From April 11, 2017

Why an Undergraduate Data Science Degree?

The job ‘Data Scientist’ was heralded as “The Sexiest Job of the 21st Century” by Harvard Business Review in 2012[1] at a crest of the ongoing publicity in the career fields associated with ‘big data.’ Articles on both the discipline and reality regularly appear in a variety of popular press outlets, including The Economist[2] and The New York Times[3], concurrently with growing discussion in more scholarly venues. The increased need for this specialty is driven by the fact that human activity is already generating petabytes of data each day and “data is projected by some experts to increase by 2,000 percent between now and 2020”[4]. Society will need more professionals and researchers capable of competently dealing with the huge influx of data that will be accumulated in the next decade and onward.

All this is great, and certainly helps motivate the creation of an undergraduate degree in data science (the language above came from our internal proposal), but it’s not what actually inspired me to start the process. That came from two sessions at SIGCSE 2014[5].The first was on a paper by Paul Anderson,  James Bowring, Renee McCauley, George Pothering and Christopher Starr titled: “An Undergraduate Degree in Data Science: Curriculum and a Decade of Implementation Experience” (DOI: http://dx.doi.org/10.1145/2538862.2538936 also linked on the resource pages). The other was a panel session, “Data Science as an Undergraduate Degree” with Paul Anderson, James McGuffee and David Uminsky (DOI: http://dx.doi.org/10.1145/2538862.2538868). At these sessions I got to hear what the College of Charleston (Paul Anderson) and the University of San Francisco (David Uminsky) were doing with undergraduate degrees. And it sounded like things that Valparaiso University was already offering, with the exception of perhaps an introductory course in data science.
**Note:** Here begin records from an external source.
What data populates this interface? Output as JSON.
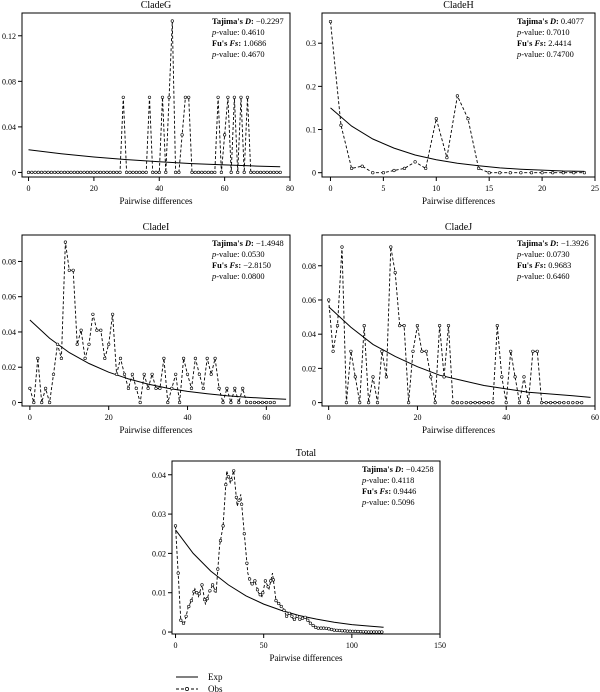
{
  "figure": {
    "legend": {
      "exp_label": "Exp",
      "obs_label": "Obs"
    }
  },
  "chart_data": [
    {
      "type": "line",
      "title": "CladeG",
      "xlabel": "Pairwise differences",
      "ylabel": "",
      "xlim": [
        -2,
        80
      ],
      "ylim": [
        -0.004,
        0.14
      ],
      "xticks": [
        0,
        20,
        40,
        60,
        80
      ],
      "yticks": [
        0,
        0.04,
        0.08,
        0.12
      ],
      "ytick_labels": [
        "0",
        "0.04",
        "0.08",
        "0.12"
      ],
      "stats": [
        {
          "label": "Tajima's ",
          "italic": "D",
          "sep": ": ",
          "value": "−0.2297"
        },
        {
          "label": "",
          "italic": "p",
          "sep": "-value: ",
          "value": "0.4610"
        },
        {
          "label": "Fu's ",
          "italic": "Fs",
          "sep": ": ",
          "value": "1.0686"
        },
        {
          "label": "",
          "italic": "p",
          "sep": "-value: ",
          "value": "0.4670"
        }
      ],
      "series": [
        {
          "name": "Exp",
          "style": "solid",
          "x": [
            0,
            10,
            20,
            30,
            40,
            50,
            60,
            70,
            77
          ],
          "y": [
            0.02,
            0.0165,
            0.0136,
            0.0113,
            0.0094,
            0.0078,
            0.0066,
            0.0056,
            0.005
          ]
        },
        {
          "name": "Obs",
          "style": "dashed",
          "x": [
            0,
            28,
            29,
            30,
            36,
            37,
            38,
            40,
            41,
            42,
            43,
            44,
            45,
            46,
            48,
            49,
            50,
            57,
            58,
            59,
            61,
            62,
            63,
            64,
            65,
            66,
            67,
            68,
            77
          ],
          "y": [
            0,
            0,
            0.066,
            0,
            0,
            0.066,
            0,
            0,
            0.066,
            0,
            0.066,
            0.133,
            0,
            0,
            0.066,
            0.066,
            0,
            0,
            0.066,
            0,
            0.066,
            0,
            0.066,
            0,
            0.066,
            0,
            0.066,
            0,
            0
          ]
        }
      ]
    },
    {
      "type": "line",
      "title": "CladeH",
      "xlabel": "Pairwise differences",
      "ylabel": "",
      "xlim": [
        -0.8,
        25
      ],
      "ylim": [
        -0.01,
        0.37
      ],
      "xticks": [
        0,
        5,
        10,
        15,
        20,
        25
      ],
      "yticks": [
        0,
        0.1,
        0.2,
        0.3
      ],
      "ytick_labels": [
        "0",
        "0.1",
        "0.2",
        "0.3"
      ],
      "stats": [
        {
          "label": "Tajima's ",
          "italic": "D",
          "sep": ": ",
          "value": "0.4077"
        },
        {
          "label": "",
          "italic": "p",
          "sep": "-value: ",
          "value": "0.7010"
        },
        {
          "label": "Fu's ",
          "italic": "Fs",
          "sep": ": ",
          "value": "2.4414"
        },
        {
          "label": "",
          "italic": "p",
          "sep": "-value: ",
          "value": "0.74700"
        }
      ],
      "series": [
        {
          "name": "Exp",
          "style": "solid",
          "x": [
            0,
            2,
            4,
            6,
            8,
            10,
            12,
            14,
            16,
            18,
            20,
            22,
            24
          ],
          "y": [
            0.15,
            0.108,
            0.078,
            0.057,
            0.041,
            0.03,
            0.022,
            0.016,
            0.011,
            0.008,
            0.006,
            0.004,
            0.003
          ]
        },
        {
          "name": "Obs",
          "style": "dashed",
          "x": [
            0,
            1,
            2,
            3,
            4,
            5,
            6,
            7,
            8,
            9,
            10,
            11,
            12,
            13,
            14,
            15,
            16,
            17,
            18,
            19,
            20,
            21,
            22,
            23,
            24
          ],
          "y": [
            0.35,
            0.11,
            0.01,
            0.015,
            0,
            0,
            0.005,
            0.01,
            0.025,
            0.01,
            0.125,
            0.035,
            0.178,
            0.125,
            0.01,
            0,
            0,
            0,
            0,
            0,
            0,
            0,
            0,
            0,
            0
          ]
        }
      ]
    },
    {
      "type": "line",
      "title": "CladeI",
      "xlabel": "Pairwise differences",
      "ylabel": "",
      "xlim": [
        -2,
        66
      ],
      "ylim": [
        -0.002,
        0.095
      ],
      "xticks": [
        0,
        20,
        40,
        60
      ],
      "yticks": [
        0,
        0.02,
        0.04,
        0.06,
        0.08
      ],
      "ytick_labels": [
        "0",
        "0.02",
        "0.04",
        "0.06",
        "0.08"
      ],
      "stats": [
        {
          "label": "Tajima's ",
          "italic": "D",
          "sep": ": ",
          "value": "−1.4948"
        },
        {
          "label": "",
          "italic": "p",
          "sep": "-value: ",
          "value": "0.0530"
        },
        {
          "label": "Fu's ",
          "italic": "Fs",
          "sep": ": ",
          "value": "−2.8150"
        },
        {
          "label": "",
          "italic": "p",
          "sep": "-value: ",
          "value": "0.0800"
        }
      ],
      "series": [
        {
          "name": "Exp",
          "style": "solid",
          "x": [
            0,
            5,
            10,
            15,
            20,
            25,
            30,
            35,
            40,
            45,
            50,
            55,
            60,
            65
          ],
          "y": [
            0.0468,
            0.0364,
            0.0283,
            0.0221,
            0.0172,
            0.0134,
            0.0104,
            0.0081,
            0.0063,
            0.0049,
            0.0038,
            0.003,
            0.0023,
            0.0018
          ]
        },
        {
          "name": "Obs",
          "style": "dashed",
          "x": [
            0,
            1,
            2,
            3,
            4,
            5,
            6,
            7,
            8,
            9,
            10,
            11,
            12,
            13,
            14,
            15,
            16,
            17,
            18,
            19,
            20,
            21,
            22,
            23,
            24,
            25,
            26,
            27,
            28,
            29,
            30,
            31,
            32,
            33,
            34,
            35,
            36,
            37,
            38,
            39,
            40,
            41,
            42,
            43,
            44,
            45,
            46,
            47,
            48,
            49,
            50,
            51,
            52,
            53,
            54,
            55,
            56,
            57,
            58,
            59,
            60,
            61,
            62
          ],
          "y": [
            0.008,
            0,
            0.025,
            0,
            0.008,
            0,
            0.016,
            0.033,
            0.025,
            0.091,
            0.075,
            0.075,
            0.033,
            0.041,
            0.025,
            0.033,
            0.05,
            0.041,
            0.041,
            0.025,
            0.033,
            0.05,
            0.016,
            0.025,
            0.016,
            0.008,
            0.016,
            0.008,
            0,
            0.016,
            0.008,
            0.016,
            0.008,
            0.008,
            0.025,
            0,
            0.008,
            0.016,
            0,
            0.025,
            0.016,
            0.008,
            0.025,
            0.016,
            0.008,
            0.025,
            0.016,
            0.025,
            0.008,
            0,
            0.008,
            0,
            0.008,
            0,
            0.008,
            0,
            0,
            0,
            0,
            0,
            0,
            0,
            0
          ]
        }
      ]
    },
    {
      "type": "line",
      "title": "CladeJ",
      "xlabel": "Pairwise differences",
      "ylabel": "",
      "xlim": [
        -1.5,
        60
      ],
      "ylim": [
        -0.002,
        0.098
      ],
      "xticks": [
        0,
        20,
        40,
        60
      ],
      "yticks": [
        0,
        0.02,
        0.04,
        0.06,
        0.08
      ],
      "ytick_labels": [
        "0",
        "0.02",
        "0.04",
        "0.06",
        "0.08"
      ],
      "stats": [
        {
          "label": "Tajima's ",
          "italic": "D",
          "sep": ": ",
          "value": "−1.3926"
        },
        {
          "label": "",
          "italic": "p",
          "sep": "-value: ",
          "value": "0.0730"
        },
        {
          "label": "Fu's ",
          "italic": "Fs",
          "sep": ": ",
          "value": "0.9683"
        },
        {
          "label": "",
          "italic": "p",
          "sep": "-value: ",
          "value": "0.6460"
        }
      ],
      "series": [
        {
          "name": "Exp",
          "style": "solid",
          "x": [
            0,
            5,
            10,
            15,
            20,
            25,
            30,
            35,
            40,
            45,
            50,
            55,
            59
          ],
          "y": [
            0.056,
            0.044,
            0.034,
            0.027,
            0.021,
            0.016,
            0.013,
            0.01,
            0.008,
            0.006,
            0.005,
            0.004,
            0.003
          ]
        },
        {
          "name": "Obs",
          "style": "dashed",
          "x": [
            0,
            1,
            2,
            3,
            4,
            5,
            6,
            7,
            8,
            9,
            10,
            11,
            12,
            13,
            14,
            15,
            16,
            17,
            18,
            19,
            20,
            21,
            22,
            23,
            24,
            25,
            26,
            27,
            28,
            29,
            30,
            31,
            32,
            33,
            34,
            35,
            36,
            37,
            38,
            39,
            40,
            41,
            42,
            43,
            44,
            45,
            46,
            47,
            48,
            49,
            50,
            51,
            52,
            53,
            54,
            55,
            56,
            57
          ],
          "y": [
            0.06,
            0.03,
            0.045,
            0.091,
            0,
            0.03,
            0.015,
            0,
            0.045,
            0,
            0.015,
            0,
            0.03,
            0.015,
            0.091,
            0.076,
            0.045,
            0.045,
            0,
            0.03,
            0.045,
            0.03,
            0.03,
            0.015,
            0,
            0.045,
            0.015,
            0.045,
            0,
            0,
            0,
            0,
            0,
            0,
            0,
            0,
            0,
            0,
            0.045,
            0.015,
            0,
            0.03,
            0.015,
            0,
            0.015,
            0,
            0.03,
            0.03,
            0,
            0,
            0,
            0,
            0,
            0,
            0,
            0,
            0,
            0
          ]
        }
      ]
    },
    {
      "type": "line",
      "title": "Total",
      "xlabel": "Pairwise differences",
      "ylabel": "",
      "xlim": [
        -2,
        150
      ],
      "ylim": [
        -0.0005,
        0.0435
      ],
      "xticks": [
        0,
        50,
        100,
        150
      ],
      "yticks": [
        0,
        0.01,
        0.02,
        0.03,
        0.04
      ],
      "ytick_labels": [
        "0",
        "0.01",
        "0.02",
        "0.03",
        "0.04"
      ],
      "stats": [
        {
          "label": "Tajima's ",
          "italic": "D",
          "sep": ": ",
          "value": "−0.4258"
        },
        {
          "label": "",
          "italic": "p",
          "sep": "-value: ",
          "value": "0.4118"
        },
        {
          "label": "Fu's ",
          "italic": "Fs",
          "sep": ": ",
          "value": "0.9446"
        },
        {
          "label": "",
          "italic": "p",
          "sep": "-value: ",
          "value": "0.5096"
        }
      ],
      "series": [
        {
          "name": "Exp",
          "style": "solid",
          "x": [
            0,
            10,
            20,
            30,
            40,
            50,
            60,
            70,
            80,
            90,
            100,
            110,
            118
          ],
          "y": [
            0.026,
            0.02,
            0.0155,
            0.012,
            0.0092,
            0.0071,
            0.0055,
            0.0042,
            0.0033,
            0.0025,
            0.0019,
            0.0015,
            0.0012
          ]
        },
        {
          "name": "Obs",
          "style": "dashed",
          "x": [
            0,
            3,
            5,
            7,
            9,
            11,
            13,
            15,
            17,
            19,
            21,
            23,
            25,
            27,
            29,
            31,
            33,
            35,
            37,
            39,
            41,
            43,
            45,
            47,
            49,
            51,
            53,
            55,
            57,
            59,
            61,
            63,
            65,
            67,
            69,
            71,
            73,
            75,
            77,
            80,
            85,
            90,
            95,
            100,
            105,
            110,
            118
          ],
          "y": [
            0.027,
            0.003,
            0.002,
            0.006,
            0.008,
            0.011,
            0.009,
            0.012,
            0.007,
            0.01,
            0.012,
            0.01,
            0.022,
            0.027,
            0.041,
            0.038,
            0.041,
            0.032,
            0.035,
            0.025,
            0.015,
            0.012,
            0.013,
            0.01,
            0.009,
            0.013,
            0.011,
            0.015,
            0.008,
            0.007,
            0.006,
            0.004,
            0.005,
            0.003,
            0.004,
            0.003,
            0.004,
            0.003,
            0.002,
            0.001,
            0.001,
            0.0005,
            0.0003,
            0.0002,
            0.0001,
            0,
            0
          ]
        }
      ]
    }
  ]
}
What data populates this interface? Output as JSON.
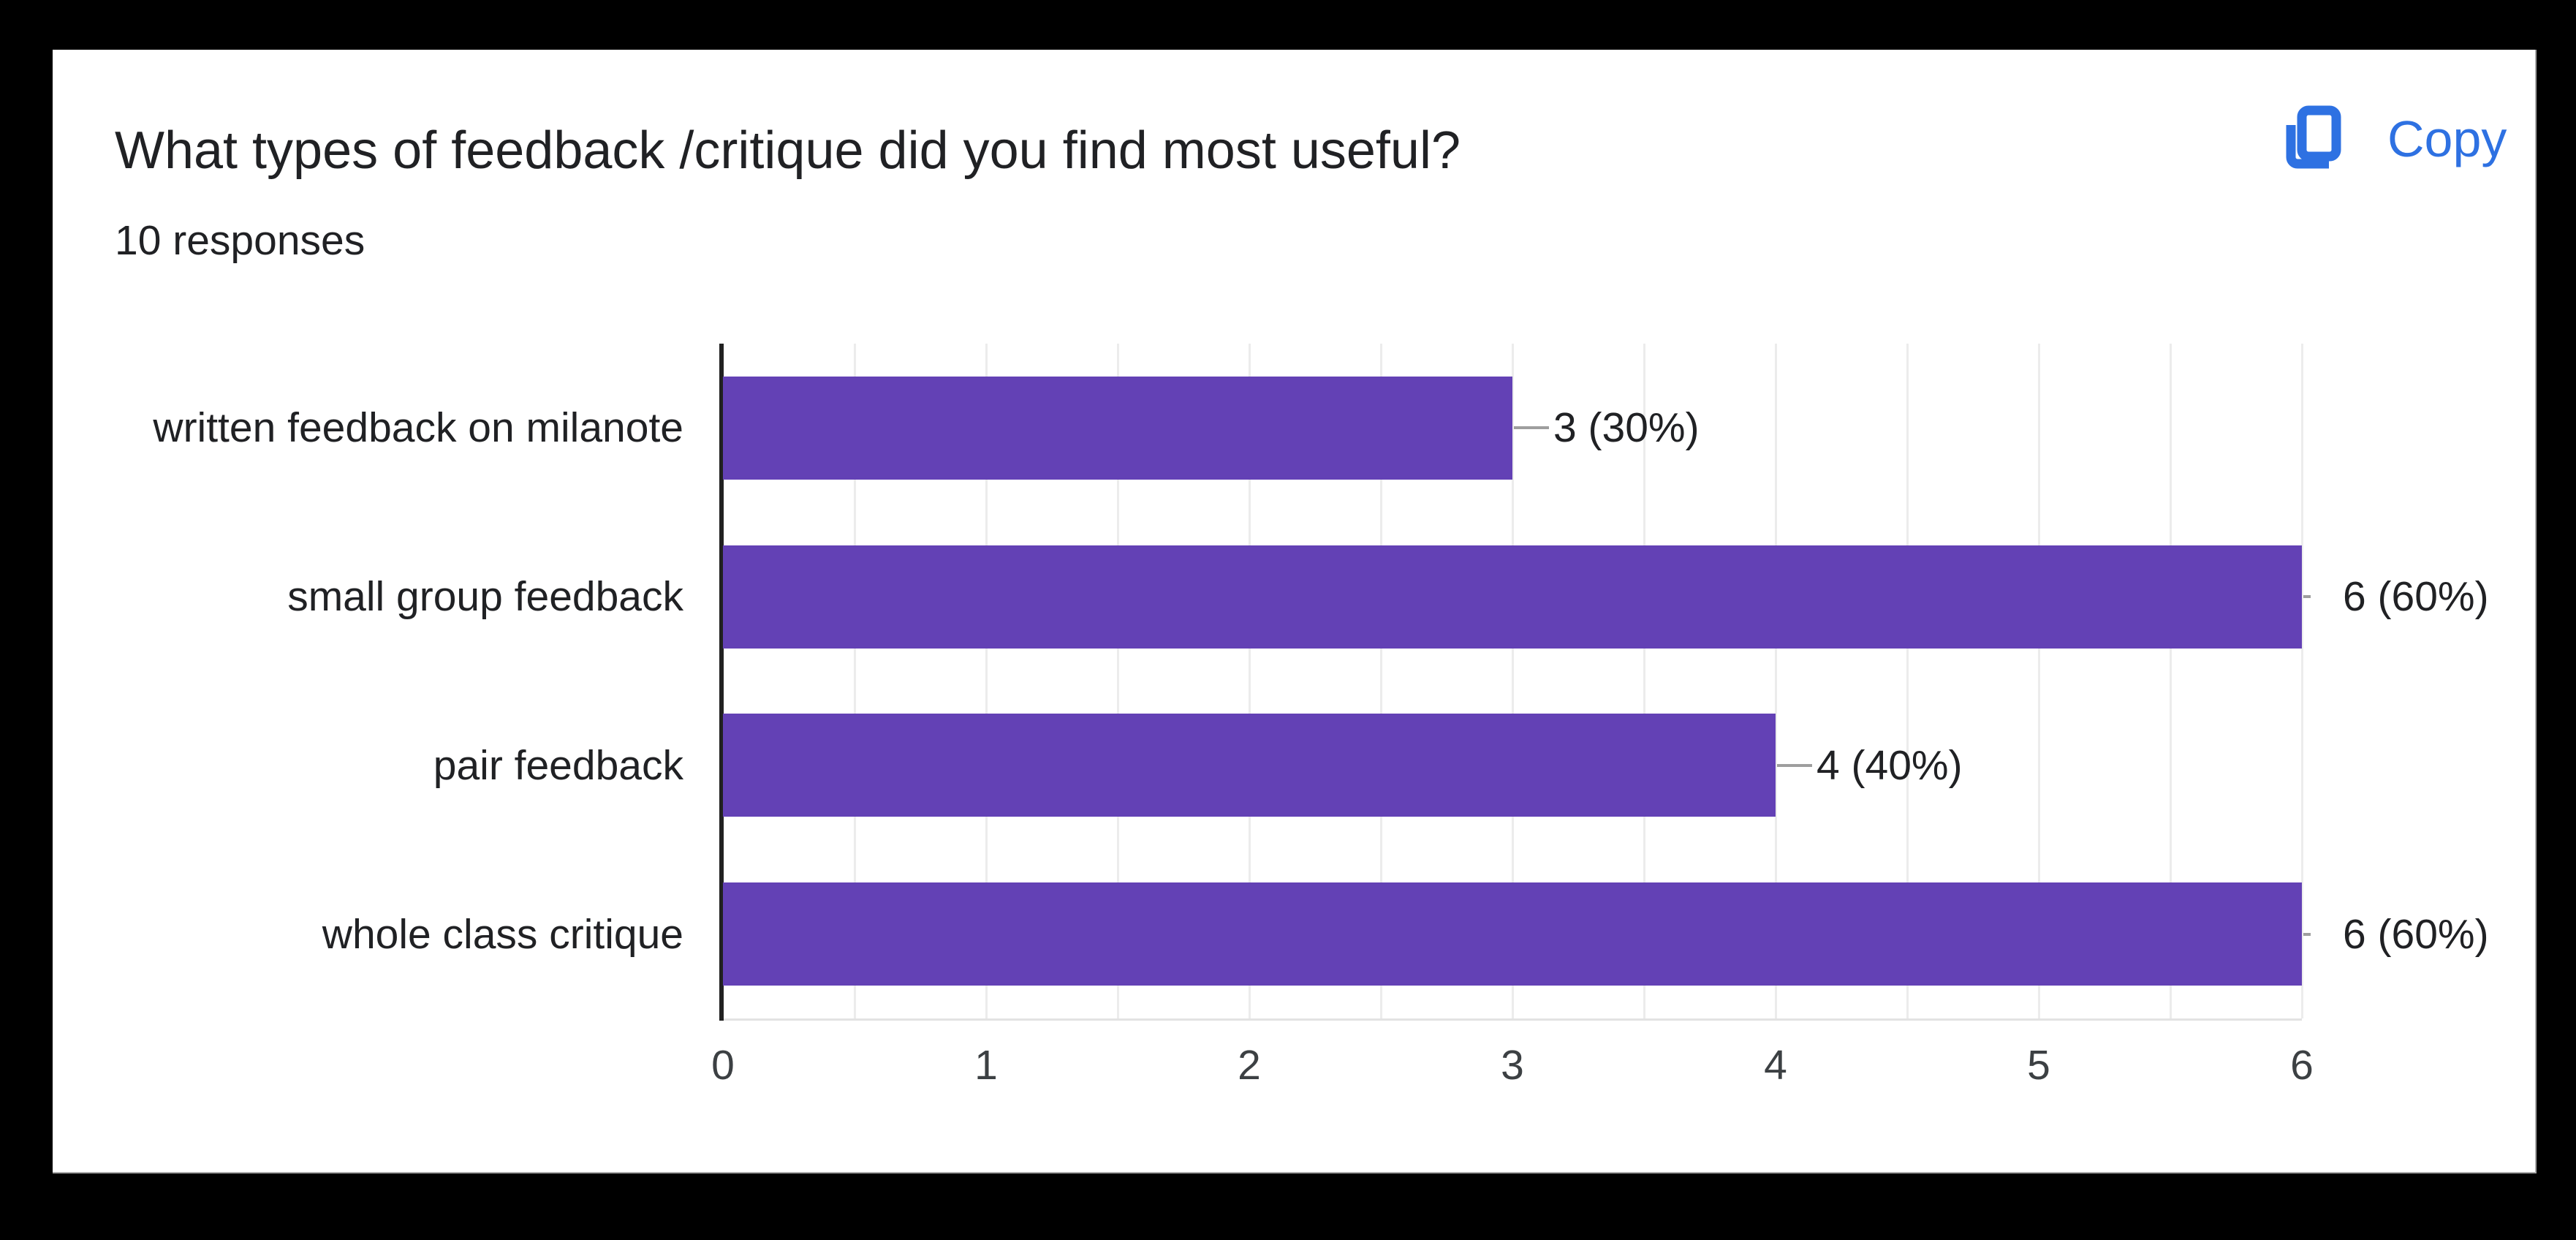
{
  "header": {
    "title": "What types of feedback /critique did you find most useful?",
    "subtitle": "10 responses",
    "copy_label": "Copy"
  },
  "colors": {
    "background": "#000000",
    "card": "#ffffff",
    "bar": "#6341b5",
    "accent_blue": "#2e71e2",
    "text": "#202124",
    "tick_text": "#3c4043",
    "grid": "#ececec",
    "axis": "#212121",
    "plot_bottom_border": "#e3e3e3",
    "leader": "#9e9e9e"
  },
  "icons": {
    "copy_icon": "copy-icon"
  },
  "chart_data": {
    "type": "bar",
    "orientation": "horizontal",
    "title": "What types of feedback /critique did you find most useful?",
    "subtitle": "10 responses",
    "total_responses": 10,
    "categories": [
      "written feedback on milanote",
      "small group feedback",
      "pair feedback",
      "whole class critique"
    ],
    "values": [
      3,
      6,
      4,
      6
    ],
    "value_labels": [
      "3 (30%)",
      "6 (60%)",
      "4 (40%)",
      "6 (60%)"
    ],
    "xlim": [
      0,
      6
    ],
    "x_ticks": [
      "0",
      "1",
      "2",
      "3",
      "4",
      "5",
      "6"
    ],
    "grid_step": 0.5,
    "grid": true,
    "legend": "none",
    "bar_color": "#6341b5"
  }
}
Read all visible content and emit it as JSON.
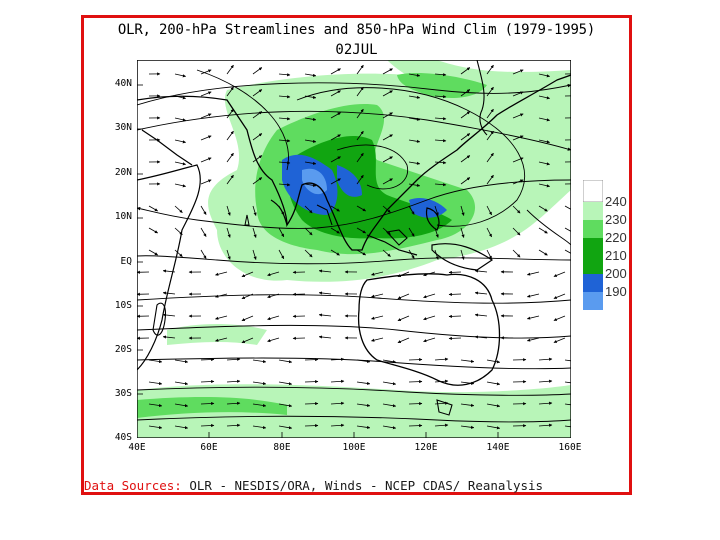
{
  "title": "OLR, 200-hPa Streamlines and 850-hPa Wind Clim (1979-1995)",
  "date": "02JUL",
  "lat_labels": [
    "40N",
    "30N",
    "20N",
    "10N",
    "EQ",
    "10S",
    "20S",
    "30S",
    "40S"
  ],
  "lon_labels": [
    "40E",
    "60E",
    "80E",
    "100E",
    "120E",
    "140E",
    "160E"
  ],
  "map_extent": {
    "lon": [
      40,
      160
    ],
    "lat": [
      -40,
      45
    ]
  },
  "legend": {
    "levels": [
      "240",
      "230",
      "220",
      "210",
      "200",
      "190"
    ],
    "colors": [
      "#ffffff",
      "#b8f5b8",
      "#5fdc5f",
      "#11a511",
      "#1f63d6",
      "#5a9bef"
    ]
  },
  "source": {
    "label": "Data Sources:",
    "text": " OLR - NESDIS/ORA, Winds - NCEP CDAS/ Reanalysis"
  },
  "frame_color": "#e01010"
}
Moreover, it sounded like exactly the sort of degree I wish I’d been able to take as an undergraduate!

However, being able to actually follow-through with offering the program had more to do with several additional factors (besides the excitement). Before diving further into the process of actually creating the curriculum and elements, I want to discuss what made Valpo ready to start a Data Science degree so you can evaluate for yourself if it’s even feasible…

Valparaiso University already had…

  • A large Mathematics & Statistics Department (14 tenured/tenure-track faculty, two full-time lectures, and adjuncts).
  • Significant faculty experience in operations research, graph theory and scientific computing
  • A deep statistics curriculum including an actuarial science major
  • A complete computer science degree, covering all the basics
  • The Mathematics & Statistics Department and Computing & Information Sciences department had only recently split into two departments, so still had very strong communication and ties together.
  • A large, top-ranked college of engineering requiring more frequent offerings of mathematics and statistics electives, partially populated by engineers.
  • A master’s degree in Information Technology with 150-250 students, regularly offering courses in data mining, and information management systems (databases).
  • A master’s degree in Analytics and Modeling, where many of the courses were cross-listed with undergraduate courses

Together these factors combined to allow Valpo to start the new degree with very minimal curricular changes or additions which is not something feasible at most schools. Now, you certainly don’t need all of these factors to start your own program, but I you’ll probably at least need strong mathematics, statistics and computer science departments with good, clear communication between them. The rest just makes it easier.


[1] https://hbr.org/2012/10/data-scientist-the-sexiest-job-of-the-21st-century/

[2] 5,300 search hits for “Big Data” in the print edition of the Economist. www.economist.com

[3] 304 search hits for “Big Data” articles in the last 12 months of NY Times. www.nytimes.com

[4] http://www.wired.com/2015/01/a-new-generation-of-data-requires-next-generation-systems/

[5] SIGCSE refer’s to the Association of Computing Machinery (ACM)’s Special Interest Group for Computer Science Education. Specifically, SIGCSE is usually used to refer to the group’s annual Technical Symposium, typically held in early March.